Hiç şüpheniz olmasın ki;
Bugüne kadar “doğru”ların ve “haklı”ların yanında yer alan Vakit’in maruz kaldığı “yargısız infaz”ların, “linç girişimleri”nin ve “bazı generaller” tarafından hazırlanan “Vakit’i yok etme plânları”nın temelinde, hep bu “amaç” vardır...
“Vakit’i boğmalılar” ki, “halkın sesi” hiç çıkmasın!
Bu yöntemi, “yolsuzluk” yapıp “halkın kanını emenler” de uyguladı, “kendi bankalarının içini boşaltıp faturayı devlete ödeten hortumcular” da!..
Bugüne kadar “hırsız”ların da konforunu bozduk, “vergi yüzsüzleri”nin de!..
“Görev” ve “yetki”lerini kötüye kullananlar da “rahatsız” oldu Vakit’ten, “darbe plânları” yapıp “milletin oyuyla iktidar olan hükümetleri devirmeyi” amaçlayan “illegal örgütler” de!..
“Kimlerin rahatını bozmadık” ki?..
Kimlerin “uyku”larını kaçırıp “huzursuz” etmedik ki?

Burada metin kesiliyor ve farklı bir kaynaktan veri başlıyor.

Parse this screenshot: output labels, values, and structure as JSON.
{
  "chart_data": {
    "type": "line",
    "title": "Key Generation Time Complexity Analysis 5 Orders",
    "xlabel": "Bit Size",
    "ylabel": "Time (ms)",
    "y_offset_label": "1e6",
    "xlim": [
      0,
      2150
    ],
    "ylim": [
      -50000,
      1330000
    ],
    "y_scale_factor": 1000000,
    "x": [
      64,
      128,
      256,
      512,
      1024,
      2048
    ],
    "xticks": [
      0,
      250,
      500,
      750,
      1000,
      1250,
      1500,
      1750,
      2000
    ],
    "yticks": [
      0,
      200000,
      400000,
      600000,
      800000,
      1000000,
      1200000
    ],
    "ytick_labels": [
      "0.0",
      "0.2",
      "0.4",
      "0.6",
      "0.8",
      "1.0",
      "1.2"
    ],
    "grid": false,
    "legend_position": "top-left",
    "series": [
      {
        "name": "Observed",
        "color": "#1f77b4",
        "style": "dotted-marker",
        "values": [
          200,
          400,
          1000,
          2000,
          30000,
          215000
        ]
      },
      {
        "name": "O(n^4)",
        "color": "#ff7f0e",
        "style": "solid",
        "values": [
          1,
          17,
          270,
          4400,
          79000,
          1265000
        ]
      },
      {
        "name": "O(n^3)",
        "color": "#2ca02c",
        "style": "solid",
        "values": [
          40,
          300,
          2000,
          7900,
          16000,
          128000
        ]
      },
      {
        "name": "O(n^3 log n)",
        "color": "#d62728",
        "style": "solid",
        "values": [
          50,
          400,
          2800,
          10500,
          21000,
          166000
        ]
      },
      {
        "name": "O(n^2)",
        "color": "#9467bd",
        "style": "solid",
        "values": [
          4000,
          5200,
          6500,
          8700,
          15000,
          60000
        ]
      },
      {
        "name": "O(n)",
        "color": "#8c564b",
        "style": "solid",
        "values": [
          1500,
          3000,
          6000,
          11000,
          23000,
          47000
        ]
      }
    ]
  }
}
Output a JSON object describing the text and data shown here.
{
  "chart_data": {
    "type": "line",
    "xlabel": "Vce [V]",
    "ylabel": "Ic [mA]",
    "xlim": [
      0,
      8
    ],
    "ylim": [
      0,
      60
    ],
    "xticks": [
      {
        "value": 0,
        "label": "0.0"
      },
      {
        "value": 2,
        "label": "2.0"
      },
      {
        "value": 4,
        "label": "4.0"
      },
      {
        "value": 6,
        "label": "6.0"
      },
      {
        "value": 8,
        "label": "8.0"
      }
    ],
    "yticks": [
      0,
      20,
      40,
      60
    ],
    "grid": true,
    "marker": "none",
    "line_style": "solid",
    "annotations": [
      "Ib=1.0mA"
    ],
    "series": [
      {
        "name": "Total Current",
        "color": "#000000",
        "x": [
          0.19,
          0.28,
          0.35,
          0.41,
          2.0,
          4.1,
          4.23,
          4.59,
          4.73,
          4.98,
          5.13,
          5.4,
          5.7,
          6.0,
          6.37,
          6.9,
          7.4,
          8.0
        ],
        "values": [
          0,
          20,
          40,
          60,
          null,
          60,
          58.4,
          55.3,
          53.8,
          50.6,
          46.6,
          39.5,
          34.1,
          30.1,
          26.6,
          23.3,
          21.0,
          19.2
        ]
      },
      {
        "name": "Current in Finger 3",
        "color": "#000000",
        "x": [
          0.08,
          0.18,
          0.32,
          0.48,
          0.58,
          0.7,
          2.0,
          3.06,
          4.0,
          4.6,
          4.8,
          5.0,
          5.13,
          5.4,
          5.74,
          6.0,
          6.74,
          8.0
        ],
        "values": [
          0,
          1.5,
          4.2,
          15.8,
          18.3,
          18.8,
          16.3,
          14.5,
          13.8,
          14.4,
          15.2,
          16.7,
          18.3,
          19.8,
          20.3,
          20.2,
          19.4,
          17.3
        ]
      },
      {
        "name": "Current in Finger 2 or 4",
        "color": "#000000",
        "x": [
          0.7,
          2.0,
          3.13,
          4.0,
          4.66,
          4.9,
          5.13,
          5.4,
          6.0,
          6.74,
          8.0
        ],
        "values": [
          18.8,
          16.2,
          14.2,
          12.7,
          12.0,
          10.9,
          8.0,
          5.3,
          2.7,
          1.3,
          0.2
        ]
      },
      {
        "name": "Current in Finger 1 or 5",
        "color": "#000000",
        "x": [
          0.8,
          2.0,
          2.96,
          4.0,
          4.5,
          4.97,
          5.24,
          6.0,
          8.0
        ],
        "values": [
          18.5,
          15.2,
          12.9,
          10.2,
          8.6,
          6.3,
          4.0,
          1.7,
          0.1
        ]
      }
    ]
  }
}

Onlar, “kâbus” gördükleri gecelerin sabahında, hemen bayiye koşup bir Vakit aldılar!.. “Acaba Vakit ne yazdı?.. Acaba, Vakit hangi oyunlarını, hangi yolsuzluklarını, hangi tuzaklarını deşifre etti?..
Vakit, acaba bugün hangi maskeleri indirip, kimlerin gerçek çehresini gösterdi?..”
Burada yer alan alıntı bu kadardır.